A formula of the form Surv(time, status) ~ loc_vars | scale_vars. Left of | specifies location (mu) covariates, right specifies scale (gamma) covariates. If no | is present, all covariates enter the location model and scale has intercept only.

data

A data frame.

dist

Character string specifying the error distribution: "weibull" (default), "logistic", "normal", "cauchy", or "gamma".

theta

Integer, order of the theta polynomial linking log(sigma) to mu. 0 = no coupling (default), 1 = linear in mu, 2 = quadratic, etc.

theta_vars

A one-sided formula specifying which location covariates form mu* (the mu that feeds into the theta polynomial for sigma). Default NULL means all location covariates.

nu

Numeric, shape parameter for the gamma distribution (only used when dist = "gamma").

init

Numeric vector of initial parameter values, or NULL for zeros.

control

A list of control parameters.
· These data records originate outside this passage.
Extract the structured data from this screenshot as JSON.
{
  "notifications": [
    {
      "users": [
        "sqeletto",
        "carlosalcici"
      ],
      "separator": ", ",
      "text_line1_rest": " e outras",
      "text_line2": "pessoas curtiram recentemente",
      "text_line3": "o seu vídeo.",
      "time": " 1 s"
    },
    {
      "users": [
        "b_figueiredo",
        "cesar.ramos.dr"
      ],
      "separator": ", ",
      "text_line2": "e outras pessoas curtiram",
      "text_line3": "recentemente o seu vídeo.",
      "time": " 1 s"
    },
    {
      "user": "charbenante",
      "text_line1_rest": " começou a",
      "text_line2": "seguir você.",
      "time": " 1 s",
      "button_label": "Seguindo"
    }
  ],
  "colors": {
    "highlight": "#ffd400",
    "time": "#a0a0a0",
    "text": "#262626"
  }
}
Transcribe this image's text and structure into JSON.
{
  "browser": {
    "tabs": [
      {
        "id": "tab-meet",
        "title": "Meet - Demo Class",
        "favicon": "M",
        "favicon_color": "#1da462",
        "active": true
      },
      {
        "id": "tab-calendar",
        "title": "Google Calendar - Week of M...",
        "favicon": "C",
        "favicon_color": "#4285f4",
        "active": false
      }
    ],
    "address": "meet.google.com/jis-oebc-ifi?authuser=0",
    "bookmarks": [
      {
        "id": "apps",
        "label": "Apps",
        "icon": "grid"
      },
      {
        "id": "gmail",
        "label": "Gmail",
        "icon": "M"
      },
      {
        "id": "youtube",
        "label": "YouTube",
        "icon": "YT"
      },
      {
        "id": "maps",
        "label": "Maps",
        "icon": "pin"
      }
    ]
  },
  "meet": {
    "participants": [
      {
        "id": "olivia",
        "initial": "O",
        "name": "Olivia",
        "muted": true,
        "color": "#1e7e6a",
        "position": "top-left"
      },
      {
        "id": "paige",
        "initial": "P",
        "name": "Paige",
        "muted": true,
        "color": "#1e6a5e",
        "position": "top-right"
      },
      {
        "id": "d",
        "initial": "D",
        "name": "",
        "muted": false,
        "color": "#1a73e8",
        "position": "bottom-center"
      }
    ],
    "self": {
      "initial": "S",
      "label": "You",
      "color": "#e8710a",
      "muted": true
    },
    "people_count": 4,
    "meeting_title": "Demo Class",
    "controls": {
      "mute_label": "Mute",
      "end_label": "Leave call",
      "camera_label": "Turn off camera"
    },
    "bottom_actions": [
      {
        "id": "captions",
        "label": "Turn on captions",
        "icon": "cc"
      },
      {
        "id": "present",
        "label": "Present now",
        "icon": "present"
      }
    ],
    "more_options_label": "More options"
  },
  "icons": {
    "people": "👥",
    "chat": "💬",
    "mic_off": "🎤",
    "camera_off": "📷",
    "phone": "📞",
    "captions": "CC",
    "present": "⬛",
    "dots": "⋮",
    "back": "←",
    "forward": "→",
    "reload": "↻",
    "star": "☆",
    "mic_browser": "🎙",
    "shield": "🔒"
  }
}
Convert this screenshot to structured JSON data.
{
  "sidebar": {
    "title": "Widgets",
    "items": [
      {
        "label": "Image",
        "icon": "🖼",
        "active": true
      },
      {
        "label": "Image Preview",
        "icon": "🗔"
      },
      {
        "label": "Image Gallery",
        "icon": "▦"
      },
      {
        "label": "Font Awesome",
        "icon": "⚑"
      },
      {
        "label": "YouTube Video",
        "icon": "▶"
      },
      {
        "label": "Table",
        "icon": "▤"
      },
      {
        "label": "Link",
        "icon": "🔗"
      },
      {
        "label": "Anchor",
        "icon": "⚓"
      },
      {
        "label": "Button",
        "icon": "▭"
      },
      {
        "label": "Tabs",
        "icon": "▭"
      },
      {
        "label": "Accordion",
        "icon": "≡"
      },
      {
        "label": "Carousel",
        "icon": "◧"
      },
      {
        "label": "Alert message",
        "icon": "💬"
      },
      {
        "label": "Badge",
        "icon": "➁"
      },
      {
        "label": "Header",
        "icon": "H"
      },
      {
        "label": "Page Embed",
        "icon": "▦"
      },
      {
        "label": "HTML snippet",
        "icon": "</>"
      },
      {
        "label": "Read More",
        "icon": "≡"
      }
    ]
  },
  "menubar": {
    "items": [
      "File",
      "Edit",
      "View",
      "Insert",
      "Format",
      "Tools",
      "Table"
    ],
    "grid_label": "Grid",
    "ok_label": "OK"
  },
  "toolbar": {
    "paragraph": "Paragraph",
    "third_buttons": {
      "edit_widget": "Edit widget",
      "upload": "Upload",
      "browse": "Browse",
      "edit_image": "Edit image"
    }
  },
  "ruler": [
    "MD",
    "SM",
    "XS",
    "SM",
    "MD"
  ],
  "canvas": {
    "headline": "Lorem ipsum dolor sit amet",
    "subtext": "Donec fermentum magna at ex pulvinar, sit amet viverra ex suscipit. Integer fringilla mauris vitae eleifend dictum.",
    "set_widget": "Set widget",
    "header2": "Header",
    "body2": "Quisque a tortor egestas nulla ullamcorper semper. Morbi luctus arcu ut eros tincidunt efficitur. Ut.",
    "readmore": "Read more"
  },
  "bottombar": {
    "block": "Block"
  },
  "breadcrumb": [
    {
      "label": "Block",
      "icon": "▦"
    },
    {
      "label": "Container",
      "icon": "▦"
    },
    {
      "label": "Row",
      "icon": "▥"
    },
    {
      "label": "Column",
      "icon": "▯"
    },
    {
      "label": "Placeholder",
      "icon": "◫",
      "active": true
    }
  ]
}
See Details.

adjust

Logical, whether to center covariates (default TRUE).

backend

Character, which computation backend to use: "c" (default) or "rust".

Value

An object of class "vldaft".

Details

The model assumes $$\log(T) = \mu + \sigma \cdot \varepsilon$$ where the location is a linear function of covariates, $$\mu = \beta_0 + \beta_1 x_1 + \cdots + \beta_p x_p$$ and the log-dispersion can depend on covariates and on the location: $$\log(\sigma) = \gamma_0 + \gamma_1 z_1 + \cdots + \gamma_q z_q + \theta_1 \mu^{*} + \theta_2 \mu^{*2} + \cdots$$ Here \(\mu^{*} = \mu - \bar{\mu}\) is the centered location. When \(\theta_1 = 0\), this reduces to the standard linear location AFT model with proportional hazards under a Weibull distribution. The error distribution \(F\) can be Weibull (extreme value), logistic, normal, Cauchy, or gamma.

Control parameters:

acc

Convergence accuracy (default 0.0001)

maxiter

Maximum Newton-Raphson iterations (default 50)

maxhalv

Maximum step halvings (default 20)

References

Anderson, K.M. (1991). A nonproportional hazards Weibull accelerated failure time regression model. Biometrics, 47, 281-288.